Other than mealtimes, ADA kids would come in if they weren’t feeling well (and go through the same drill except for the carb counting), and at bedtime so that they could get a snack or an insulin dose to take them through the night.

These were my main duties: 1) Prior to every meal, get the menu and do a carb count based on product labels or carb counting books; 2) Plate up reference portions of food for the kids to look at; 3) Write the menu and carb counts on a board; 4) Go through the menu with the kids before each meal, tallying the amount of carbs they planned to eat.

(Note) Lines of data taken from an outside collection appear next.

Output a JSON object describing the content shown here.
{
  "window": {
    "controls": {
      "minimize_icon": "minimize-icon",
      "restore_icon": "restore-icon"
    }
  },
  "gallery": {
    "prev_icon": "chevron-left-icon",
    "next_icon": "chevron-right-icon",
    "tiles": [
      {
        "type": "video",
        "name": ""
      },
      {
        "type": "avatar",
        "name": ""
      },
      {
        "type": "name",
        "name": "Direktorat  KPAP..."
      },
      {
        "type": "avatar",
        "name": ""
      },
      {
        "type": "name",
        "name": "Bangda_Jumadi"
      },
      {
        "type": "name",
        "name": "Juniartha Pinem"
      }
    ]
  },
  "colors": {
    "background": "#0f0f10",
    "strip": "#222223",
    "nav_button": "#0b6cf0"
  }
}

Other than that, I would have a chance to supervise the kids doing their finger sticks, participate in midnight blood sugar checks, and wear an insulin pump loaded with saline for a day or two.

Sleeping arrangements: I slept in one of four beds in an area behind a partition at the back of the main room of the ADA cabin. Since this was open to the front of the cabin, I knew there would be no rest for me until midnight checks were done and all the lights were off. I’m a very light sleeper so I always come prepared with ear plugs and eyeshades, but the effects of these were dulled by my racing mind, an awareness of stealthy activity in the next room where staff members were passing the time until midnight checks (more on this later), and SNORING! I counted three different snorers that night, one of them so loud that the noise penetrated my ear plugs (rated for 30 decibels) from a room down the hallway and through a closed door.

Everyone quieted down within a couple of hours and I did eventually fall asleep, but I had a long time to mull over my day and ponder how a snoring person could sleep with such a thunderous sound vibrating through their own skull. ZZZZzzzzzzzZZZzzZ.